As I close this post, it occurs to me that it might be time to think about teaching a new course focusing on the history of women, technology, and culture in the US. Reactions, suggestions, reading lists? They’re all appreciated.

Happy Ada Lovelace Day!

Contemplating Online Academic Publishing

This post began as a comment on Laura Blankenship’s Emerging Technologies Consulting blog. Laura noted that the topic of online academic publishing and how it relates to tenure and other institutional academic concerns was going to be part of her formal role as a speaker/leader at this year’s Faculty Academy. My response was as follows:

I can’t wait to hear what you have to say in May. This is a particularly tough issue and one that has gotten a great deal of resistance when broached (at UMW and elsewhere) in formal or informal ways in a variety of conversations I’ve been a part of lately.

On one hand the change to a new system is always complicated (and frankly, even in the old system, the disciplinary differences are enough to make university-wide review committees shudder–e.g., how many psychology articles equal a book in history? I have my own argument, but all would agree that my perspective on this is fairly biased). So, that resistance isn’t that surprising.

Yet, on the surface, online publishing should make a lot of things easier, not harder, to assess for tenure and/or merit pay:

1) Financial limitations that restrict #/size/scope of published works exist on a completely different scale in the online world, especially once a system for peer-reviewed academic e-publishing is built.

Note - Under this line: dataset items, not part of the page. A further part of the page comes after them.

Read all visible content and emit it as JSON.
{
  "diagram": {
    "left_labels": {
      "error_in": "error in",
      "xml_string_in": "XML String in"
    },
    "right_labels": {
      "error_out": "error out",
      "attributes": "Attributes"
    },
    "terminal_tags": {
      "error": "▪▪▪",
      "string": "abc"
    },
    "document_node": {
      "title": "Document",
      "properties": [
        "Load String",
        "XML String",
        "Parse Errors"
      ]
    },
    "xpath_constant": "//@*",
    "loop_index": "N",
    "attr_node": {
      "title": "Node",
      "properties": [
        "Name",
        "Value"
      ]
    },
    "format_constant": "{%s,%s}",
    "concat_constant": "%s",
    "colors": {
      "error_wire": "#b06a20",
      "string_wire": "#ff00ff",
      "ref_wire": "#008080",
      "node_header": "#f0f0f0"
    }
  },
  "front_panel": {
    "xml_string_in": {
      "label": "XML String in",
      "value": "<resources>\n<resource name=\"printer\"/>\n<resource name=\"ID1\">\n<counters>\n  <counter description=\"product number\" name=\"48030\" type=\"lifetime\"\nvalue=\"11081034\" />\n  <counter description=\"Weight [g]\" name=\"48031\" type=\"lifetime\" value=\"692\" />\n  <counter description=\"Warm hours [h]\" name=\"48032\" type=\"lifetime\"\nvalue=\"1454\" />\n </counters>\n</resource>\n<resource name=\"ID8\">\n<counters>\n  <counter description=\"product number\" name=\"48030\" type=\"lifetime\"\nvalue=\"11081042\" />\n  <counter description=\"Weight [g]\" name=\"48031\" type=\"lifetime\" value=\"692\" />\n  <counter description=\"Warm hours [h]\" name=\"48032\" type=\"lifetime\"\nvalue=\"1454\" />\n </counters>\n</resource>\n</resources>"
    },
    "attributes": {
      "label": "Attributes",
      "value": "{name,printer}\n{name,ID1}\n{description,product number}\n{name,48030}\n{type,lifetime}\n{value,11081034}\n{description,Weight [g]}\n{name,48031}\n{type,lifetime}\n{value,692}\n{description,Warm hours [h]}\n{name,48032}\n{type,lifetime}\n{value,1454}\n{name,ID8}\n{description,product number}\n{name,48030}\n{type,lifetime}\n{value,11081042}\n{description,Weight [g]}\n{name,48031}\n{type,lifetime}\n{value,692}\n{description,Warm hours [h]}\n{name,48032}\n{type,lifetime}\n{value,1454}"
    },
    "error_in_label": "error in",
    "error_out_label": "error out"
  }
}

1a) It seems almost a no-brainer that scholarly journals should move on-line completely (or at least in part) given the large percentage of costs that publishing those journals entails.

2) Measuring impact — There must be some way of measuring the number of readers/links/hits/formal citations in other peer-reviewed articles or books/presence in syllabi. Now, obviously these things could be gamed (i.e., hits and uniques) or narrowed by restrictive access to some of the examples (BB course syllabi aren’t accessible, for example, nor are many online, but peer-reviewed articles in collections like JSTOR).

I’m sure there are many things I’m forgetting/overlooking here, but I’m really looking forward to Laura’s exploration of the topic in May. Every institution needs to have that conversation.